Le retour permanent et forcé du passé ne peut pas avoir le rôle d'un phare vital et sécurisant : qui peut prétendre réussir sa vie sans avoir jamais osé lâcher les amarres ? Comment grandir, mûrir en ayant incrusté sur soi des symboles d'un temps passé ? Comment réussir un deuil si on s'est condamné pour toujours à voir le fantôme d'un être perdu dans le reflet de son miroir ? Marquer en soi un moment de sa vie peut être une reconnaissance importante sur le coup, mais le figer sur sa peau est un risque d'enfermement qui impose au moins des difficultés à devenir la personne qu'on ne connaîtra qu'à la fin de sa vie. Le tatouage peut être la marque d'étapes significatives : bien malin l'individu qui sait par avance quelles sont celles dans la vie qui méritent in fine une reconnaissance définitive. Ne faut-il pas voir dans le succès populaire de cette mode un refus de vieillir, de s'inscrire dans le temps et de devenir soi, avec tous les risques que cela comporte ? En engrammant le corps, le tatoué ne choisirait-il pas de délester son cerveau de la lourde charge du vieillissement, de l'accumulation des expériences et des bilans qu'il faut en tirer ? Échapper au principe de réalité en se déguisant en immortel figé est une autre proposition du monde des paradis artificiels, monde qui n'a jamais été aussi riche que depuis la mise en place du capitalisme. Celui-ci a parfaitement compris la nécessité d'entretenir les faux rêves pour mieux persister dans la réalité et conserver son pouvoir d'organisation politique et sociale.

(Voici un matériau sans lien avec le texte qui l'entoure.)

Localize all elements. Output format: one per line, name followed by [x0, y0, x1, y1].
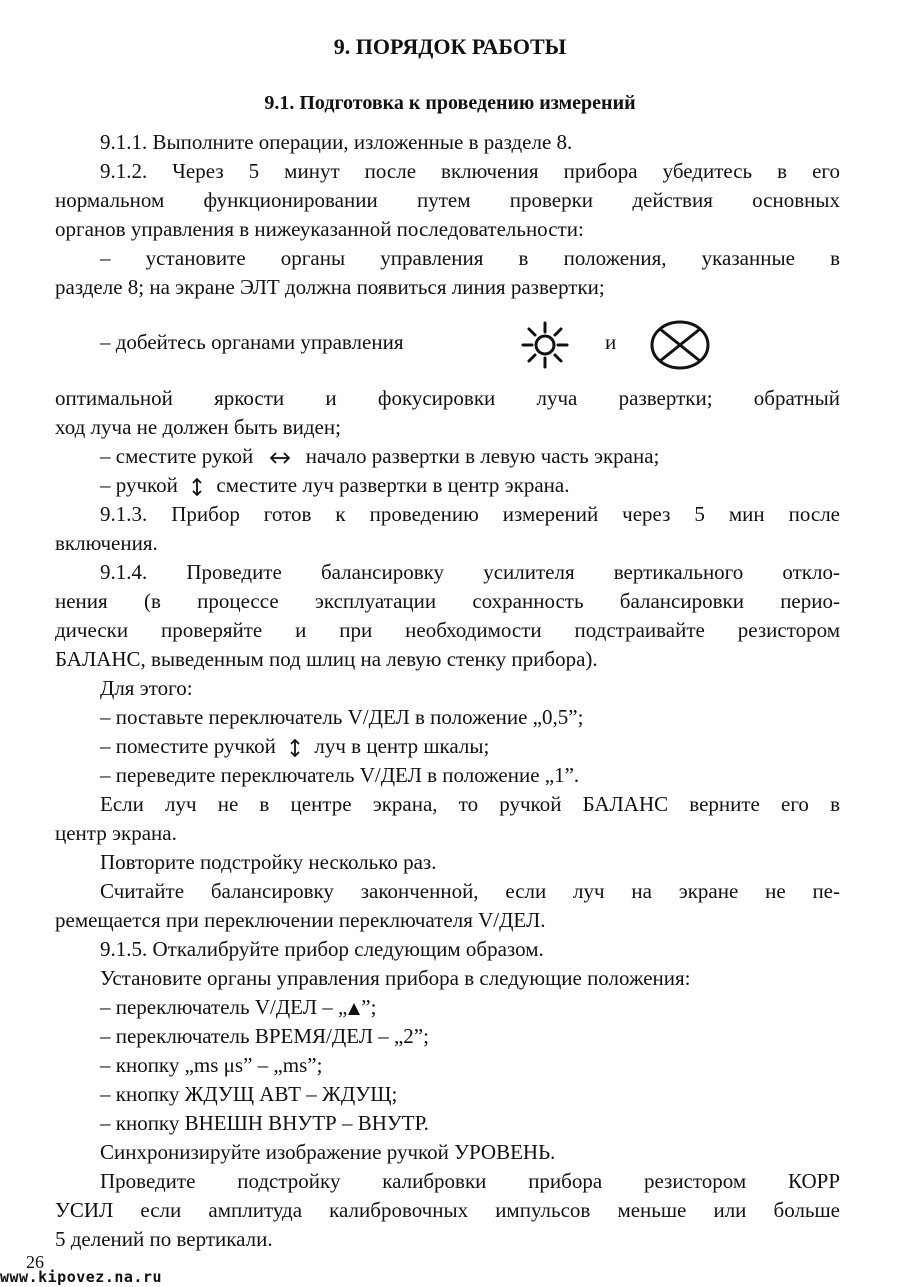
paragraph-line: [100, 732, 840, 760]
paragraph-line: 9.1.4. Проведите балансировку усилителя вертикального откло-: [100, 560, 840, 584]
horizontal-double-arrow-icon: [269, 442, 291, 470]
paragraph-line: нения (в процессе эксплуатации сохранность балансировки перио-: [55, 589, 840, 613]
paragraph-line: ход луча не должен быть виден;: [55, 415, 341, 439]
paragraph-line: [100, 471, 840, 499]
paragraph-line: 9.1.3. Прибор готов к проведению измерений через 5 мин после: [100, 502, 840, 526]
line-segment: начало развертки в левую часть экрана;: [305, 444, 660, 468]
line-segment: ”;: [361, 995, 377, 1019]
section-title: 9. ПОРЯДОК РАБОТЫ: [333, 34, 567, 59]
line-segment: – ручкой: [100, 473, 178, 497]
paragraph-line: Установите органы управления прибора в следующие положения:: [100, 966, 691, 990]
line-segment: сместите луч развертки в центр экрана.: [216, 473, 570, 497]
controls-line: [100, 316, 800, 376]
paragraph-line: – добейтесь органами управления: [100, 330, 404, 354]
paragraph-line: – переключатель ВРЕМЯ/ДЕЛ – „2”;: [100, 1024, 429, 1048]
paragraph-line: – кнопку ВНЕШН ВНУТР – ВНУТР.: [100, 1111, 429, 1135]
focus-circle-cross-icon: [648, 318, 712, 372]
paragraph-line: дически проверяйте и при необходимости подстраивайте резистором: [55, 618, 840, 642]
footer-url: www.kipovez.na.ru: [0, 1268, 163, 1286]
paragraph-line: центр экрана.: [55, 821, 177, 845]
paragraph-line: 9.1.1. Выполните операции, изложенные в разделе 8.: [100, 130, 573, 154]
paragraph-line: разделе 8; на экране ЭЛТ должна появиться линия развертки;: [55, 275, 605, 299]
paragraph-line: Если луч не в центре экрана, то ручкой БАЛАНС верните его в: [100, 792, 840, 816]
paragraph-line: Повторите подстройку несколько раз.: [100, 850, 437, 874]
paragraph-line: 5 делений по вертикали.: [55, 1227, 273, 1251]
paragraph-line: БАЛАНС, выведенным под шлиц на левую стенку прибора).: [55, 647, 598, 671]
page-number: 26: [26, 1252, 44, 1272]
paragraph-line: [100, 993, 840, 1021]
paragraph-line: Для этого:: [100, 676, 193, 700]
paragraph-line: – кнопку „ms μs” – „ms”;: [100, 1053, 323, 1077]
conjunction-and: и: [605, 330, 617, 354]
paragraph-line: нормальном функционировании путем проверки действия основных: [55, 188, 840, 212]
paragraph-line: органов управления в нижеуказанной последовательности:: [55, 217, 584, 241]
paragraph-line: [100, 442, 840, 470]
paragraph-line: ремещается при переключении переключателя V/ДЕЛ.: [55, 908, 546, 932]
subsection-title: 9.1. Подготовка к проведению измерений: [264, 92, 636, 114]
paragraph-line: Синхронизируйте изображение ручкой УРОВЕНЬ.: [100, 1140, 556, 1164]
paragraph-line: – установите органы управления в положения, указанные в: [100, 246, 840, 270]
brightness-sun-icon: [520, 320, 570, 370]
line-segment: – поместите ручкой: [100, 734, 276, 758]
paragraph-line: УСИЛ если амплитуда калибровочных импульсов меньше или больше: [55, 1198, 840, 1222]
calibration-triangle-icon: [347, 993, 361, 1021]
paragraph-line: 9.1.5. Откалибруйте прибор следующим образом.: [100, 937, 544, 961]
paragraph-line: – поставьте переключатель V/ДЕЛ в положение „0,5”;: [100, 705, 584, 729]
paragraph-line: Проведите подстройку калибровки прибора резистором КОРР: [100, 1169, 840, 1193]
line-segment: – сместите рукой: [100, 444, 254, 468]
paragraph-line: – кнопку ЖДУЩ АВТ – ЖДУЩ;: [100, 1082, 398, 1106]
paragraph-line: 9.1.2. Через 5 минут после включения прибора убедитесь в его: [100, 159, 840, 183]
paragraph-line: – переведите переключатель V/ДЕЛ в положение „1”.: [100, 763, 580, 787]
paragraph-line: включения.: [55, 531, 158, 555]
vertical-double-arrow-icon: [289, 732, 301, 760]
paragraph-line: оптимальной яркости и фокусировки луча развертки; обратный: [55, 386, 840, 410]
paragraph-line: Считайте балансировку законченной, если луч на экране не пе-: [100, 879, 840, 903]
vertical-double-arrow-icon: [191, 471, 203, 499]
line-segment: луч в центр шкалы;: [314, 734, 490, 758]
line-segment: – переключатель V/ДЕЛ – „: [100, 995, 348, 1019]
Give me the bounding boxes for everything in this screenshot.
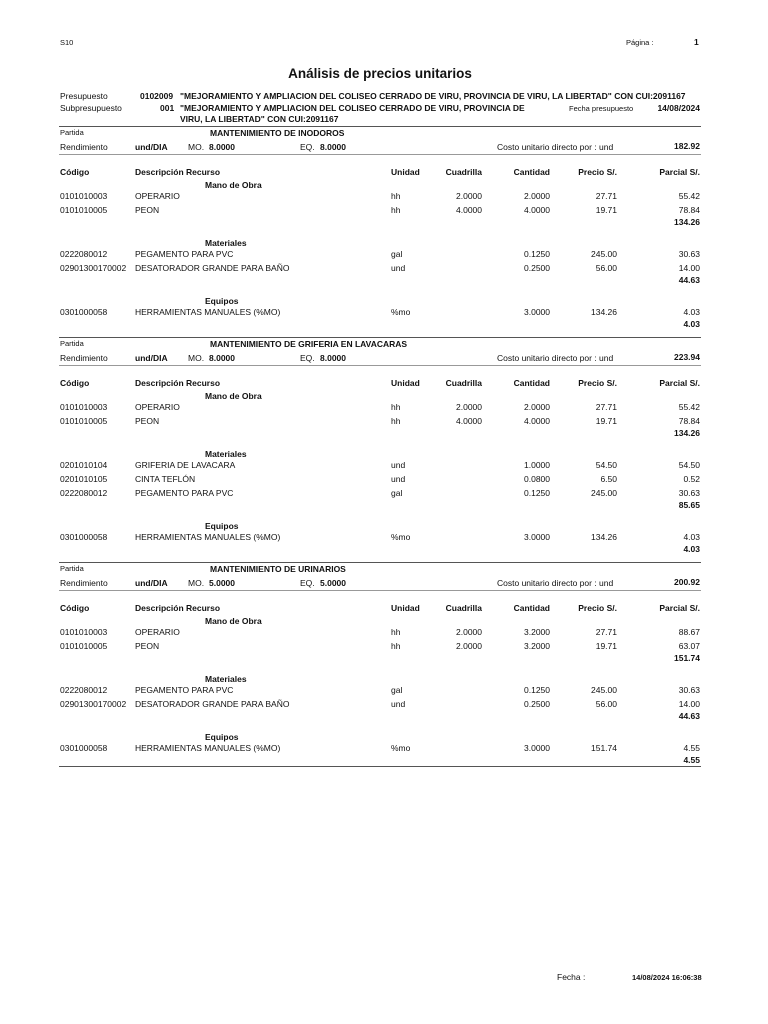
eq-value: 8.0000 <box>320 353 346 363</box>
subpresupuesto-name-line1: "MEJORAMIENTO Y AMPLIACION DEL COLISEO CERRADO DE VIRU, PROVINCIA DE <box>180 103 525 113</box>
column-header-unidad: Unidad <box>391 167 420 177</box>
group-title: Mano de Obra <box>205 616 262 626</box>
row-unidad: %mo <box>391 532 411 542</box>
presupuesto-label: Presupuesto <box>60 91 108 101</box>
group-subtotal: 151.74 <box>674 653 700 663</box>
row-precio: 245.00 <box>591 249 617 259</box>
group-title: Materiales <box>205 238 247 248</box>
page-number: 1 <box>694 37 699 47</box>
row-codigo: 0222080012 <box>60 488 108 498</box>
group-title: Equipos <box>205 732 239 742</box>
column-header-cuadrilla: Cuadrilla <box>445 603 482 613</box>
column-header-unidad: Unidad <box>391 603 420 613</box>
partida-name: MANTENIMIENTO DE GRIFERIA EN LAVACARAS <box>210 339 408 349</box>
column-header-parcial: Parcial S/. <box>659 378 700 388</box>
row-precio: 6.50 <box>600 474 617 484</box>
row-cantidad: 1.0000 <box>524 460 550 470</box>
group-subtotal: 4.55 <box>683 755 700 765</box>
column-header-cantidad: Cantidad <box>513 167 550 177</box>
row-precio: 56.00 <box>595 263 617 273</box>
row-precio: 56.00 <box>595 699 617 709</box>
group-title: Mano de Obra <box>205 391 262 401</box>
row-precio: 19.71 <box>595 205 617 215</box>
row-descripcion: PEGAMENTO PARA PVC <box>135 488 234 498</box>
row-unidad: hh <box>391 627 401 637</box>
footer-fecha-value: 14/08/2024 16:06:38 <box>632 973 702 982</box>
row-parcial: 30.63 <box>678 488 700 498</box>
row-parcial: 30.63 <box>678 249 700 259</box>
row-precio: 27.71 <box>595 191 617 201</box>
eq-value: 8.0000 <box>320 142 346 152</box>
row-unidad: %mo <box>391 307 411 317</box>
row-codigo: 0101010003 <box>60 627 108 637</box>
row-precio: 134.26 <box>591 307 617 317</box>
costo-unitario-value: 200.92 <box>674 577 700 587</box>
rendimiento-label: Rendimiento <box>60 578 108 588</box>
column-header-parcial: Parcial S/. <box>659 603 700 613</box>
row-descripcion: PEON <box>135 416 160 426</box>
divider-line <box>59 365 701 366</box>
column-header-cuadrilla: Cuadrilla <box>445 167 482 177</box>
row-codigo: 0101010005 <box>60 205 108 215</box>
group-title: Mano de Obra <box>205 180 262 190</box>
row-codigo: 0101010003 <box>60 191 108 201</box>
rendimiento-label: Rendimiento <box>60 353 108 363</box>
row-unidad: gal <box>391 685 403 695</box>
subpresupuesto-code: 001 <box>160 103 175 113</box>
row-parcial: 30.63 <box>678 685 700 695</box>
row-cuadrilla: 4.0000 <box>456 416 482 426</box>
row-unidad: gal <box>391 488 403 498</box>
group-subtotal: 134.26 <box>674 217 700 227</box>
row-precio: 19.71 <box>595 416 617 426</box>
row-precio: 27.71 <box>595 627 617 637</box>
row-cuadrilla: 2.0000 <box>456 191 482 201</box>
eq-value: 5.0000 <box>320 578 346 588</box>
row-cuadrilla: 2.0000 <box>456 402 482 412</box>
group-subtotal: 4.03 <box>683 544 700 554</box>
fecha-presupuesto-value: 14/08/2024 <box>657 103 700 113</box>
mo-label: MO. <box>188 142 205 152</box>
group-title: Equipos <box>205 521 239 531</box>
rendimiento-label: Rendimiento <box>60 142 108 152</box>
divider-line <box>59 337 701 338</box>
row-cantidad: 0.2500 <box>524 263 550 273</box>
row-cuadrilla: 4.0000 <box>456 205 482 215</box>
rendimiento-unit: und/DIA <box>135 578 168 588</box>
group-title: Materiales <box>205 674 247 684</box>
row-unidad: und <box>391 460 406 470</box>
row-cantidad: 4.0000 <box>524 205 550 215</box>
column-header-descripcion: Descripción Recurso <box>135 378 221 388</box>
row-unidad: hh <box>391 205 401 215</box>
mo-label: MO. <box>188 578 205 588</box>
divider-line <box>59 590 701 591</box>
partida-name: MANTENIMIENTO DE URINARIOS <box>210 564 346 574</box>
eq-label: EQ. <box>300 353 315 363</box>
row-cantidad: 2.0000 <box>524 402 550 412</box>
end-divider-line <box>59 766 701 767</box>
footer-fecha-label: Fecha : <box>557 972 586 982</box>
column-header-parcial: Parcial S/. <box>659 167 700 177</box>
divider-line <box>59 154 701 155</box>
row-descripcion: OPERARIO <box>135 191 180 201</box>
row-parcial: 0.52 <box>683 474 700 484</box>
row-precio: 54.50 <box>595 460 617 470</box>
eq-label: EQ. <box>300 142 315 152</box>
row-cantidad: 3.0000 <box>524 743 550 753</box>
divider-line <box>59 562 701 563</box>
row-unidad: %mo <box>391 743 411 753</box>
column-header-cuadrilla: Cuadrilla <box>445 378 482 388</box>
row-descripcion: PEON <box>135 641 160 651</box>
row-descripcion: HERRAMIENTAS MANUALES (%MO) <box>135 743 281 753</box>
row-cantidad: 0.1250 <box>524 685 550 695</box>
row-cantidad: 0.0800 <box>524 474 550 484</box>
row-codigo: 0101010003 <box>60 402 108 412</box>
rendimiento-unit: und/DIA <box>135 353 168 363</box>
column-header-cantidad: Cantidad <box>513 378 550 388</box>
row-descripcion: HERRAMIENTAS MANUALES (%MO) <box>135 532 281 542</box>
group-subtotal: 4.03 <box>683 319 700 329</box>
row-cuadrilla: 2.0000 <box>456 641 482 651</box>
row-codigo: 0301000058 <box>60 743 108 753</box>
costo-unitario-label: Costo unitario directo por : und <box>497 578 614 588</box>
column-header-descripcion: Descripción Recurso <box>135 167 221 177</box>
divider-line <box>59 126 701 127</box>
row-cantidad: 3.2000 <box>524 627 550 637</box>
row-unidad: hh <box>391 641 401 651</box>
partida-label: Partida <box>60 564 84 573</box>
row-cantidad: 0.1250 <box>524 488 550 498</box>
row-codigo: 0101010005 <box>60 416 108 426</box>
row-codigo: 02901300170002 <box>60 263 127 273</box>
row-unidad: und <box>391 699 406 709</box>
row-precio: 27.71 <box>595 402 617 412</box>
row-codigo: 0222080012 <box>60 685 108 695</box>
group-subtotal: 85.65 <box>678 500 700 510</box>
row-precio: 151.74 <box>591 743 617 753</box>
row-descripcion: CINTA TEFLÓN <box>135 474 196 484</box>
row-descripcion: PEGAMENTO PARA PVC <box>135 249 234 259</box>
column-header-descripcion: Descripción Recurso <box>135 603 221 613</box>
row-parcial: 4.55 <box>683 743 700 753</box>
row-parcial: 14.00 <box>678 699 700 709</box>
costo-unitario-label: Costo unitario directo por : und <box>497 142 614 152</box>
row-descripcion: OPERARIO <box>135 627 180 637</box>
row-cantidad: 0.2500 <box>524 699 550 709</box>
row-unidad: und <box>391 263 406 273</box>
row-cantidad: 0.1250 <box>524 249 550 259</box>
page-title: Análisis de precios unitarios <box>288 66 472 81</box>
row-codigo: 0222080012 <box>60 249 108 259</box>
row-parcial: 63.07 <box>678 641 700 651</box>
presupuesto-name: "MEJORAMIENTO Y AMPLIACION DEL COLISEO CERRADO DE VIRU, PROVINCIA DE VIRU, LA LIBERTAD" CON CUI:2091167 <box>180 91 686 101</box>
row-precio: 134.26 <box>591 532 617 542</box>
row-parcial: 78.84 <box>678 416 700 426</box>
column-header-cantidad: Cantidad <box>513 603 550 613</box>
row-descripcion: PEGAMENTO PARA PVC <box>135 685 234 695</box>
mo-value: 5.0000 <box>209 578 235 588</box>
row-descripcion: HERRAMIENTAS MANUALES (%MO) <box>135 307 281 317</box>
eq-label: EQ. <box>300 578 315 588</box>
row-precio: 245.00 <box>591 488 617 498</box>
column-header-codigo: Código <box>60 378 90 388</box>
row-cantidad: 3.2000 <box>524 641 550 651</box>
row-precio: 245.00 <box>591 685 617 695</box>
row-descripcion: PEON <box>135 205 160 215</box>
partida-label: Partida <box>60 339 84 348</box>
row-parcial: 4.03 <box>683 307 700 317</box>
row-cantidad: 4.0000 <box>524 416 550 426</box>
row-codigo: 0201010104 <box>60 460 108 470</box>
row-cantidad: 3.0000 <box>524 307 550 317</box>
row-parcial: 55.42 <box>678 191 700 201</box>
mo-label: MO. <box>188 353 205 363</box>
costo-unitario-value: 223.94 <box>674 352 700 362</box>
row-codigo: 0301000058 <box>60 307 108 317</box>
row-codigo: 02901300170002 <box>60 699 127 709</box>
column-header-precio: Precio S/. <box>578 378 617 388</box>
row-unidad: hh <box>391 416 401 426</box>
partida-name: MANTENIMIENTO DE INODOROS <box>210 128 345 138</box>
row-codigo: 0201010105 <box>60 474 108 484</box>
column-header-unidad: Unidad <box>391 378 420 388</box>
row-precio: 19.71 <box>595 641 617 651</box>
row-descripcion: DESATORADOR GRANDE PARA BAÑO <box>135 263 290 273</box>
column-header-codigo: Código <box>60 603 90 613</box>
row-descripcion: GRIFERIA DE LAVACARA <box>135 460 236 470</box>
costo-unitario-value: 182.92 <box>674 141 700 151</box>
fecha-presupuesto-label: Fecha presupuesto <box>569 104 634 113</box>
mo-value: 8.0000 <box>209 353 235 363</box>
costo-unitario-label: Costo unitario directo por : und <box>497 353 614 363</box>
column-header-precio: Precio S/. <box>578 603 617 613</box>
mo-value: 8.0000 <box>209 142 235 152</box>
row-unidad: gal <box>391 249 403 259</box>
row-parcial: 78.84 <box>678 205 700 215</box>
column-header-precio: Precio S/. <box>578 167 617 177</box>
row-descripcion: OPERARIO <box>135 402 180 412</box>
row-codigo: 0301000058 <box>60 532 108 542</box>
row-parcial: 55.42 <box>678 402 700 412</box>
partida-label: Partida <box>60 128 84 137</box>
row-cantidad: 2.0000 <box>524 191 550 201</box>
group-title: Equipos <box>205 296 239 306</box>
subpresupuesto-label: Subpresupuesto <box>60 103 122 113</box>
subpresupuesto-name-line2: VIRU, LA LIBERTAD" CON CUI:2091167 <box>180 114 339 124</box>
row-descripcion: DESATORADOR GRANDE PARA BAÑO <box>135 699 290 709</box>
rendimiento-unit: und/DIA <box>135 142 168 152</box>
row-unidad: hh <box>391 402 401 412</box>
row-parcial: 88.67 <box>678 627 700 637</box>
row-codigo: 0101010005 <box>60 641 108 651</box>
presupuesto-code: 0102009 <box>140 91 174 101</box>
group-title: Materiales <box>205 449 247 459</box>
row-cantidad: 3.0000 <box>524 532 550 542</box>
group-subtotal: 44.63 <box>678 275 700 285</box>
row-cuadrilla: 2.0000 <box>456 627 482 637</box>
row-parcial: 54.50 <box>678 460 700 470</box>
row-parcial: 4.03 <box>683 532 700 542</box>
group-subtotal: 134.26 <box>674 428 700 438</box>
group-subtotal: 44.63 <box>678 711 700 721</box>
page-label: Página : <box>626 38 654 47</box>
row-unidad: und <box>391 474 406 484</box>
row-unidad: hh <box>391 191 401 201</box>
system-label: S10 <box>60 38 74 47</box>
row-parcial: 14.00 <box>678 263 700 273</box>
column-header-codigo: Código <box>60 167 90 177</box>
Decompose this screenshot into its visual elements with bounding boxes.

À la peur de vieillir (donc de disparaître), le capitalisme multiplie les propositions de solutions (une des plus grotesques est l'accumulation d'argent sans limite des très riches). Le marquage du corps en est une, et son succès relève autant du plaisir individuel pour la sublimation du corps (au sens de sa transformation en un objet valorisé esthétiquement et socialement) que de l’inquiétant besoin de sublimer (passer de l'état solide à l'état gazeux) une réalité existentielle considérée comme insupportable, pour mieux l'ignorer. Comme tous les refoulements des réalités profondes de notre existence, on peut craindre un retour violent auquel nous devrons répondre en affrontant les vrais défis du quotidien – à moins qu'une fois de plus on n'attende du capitalisme qu'il nous offre un dérivatif à consommer pour faire semblant de pouvoir tout remettre à plus tard.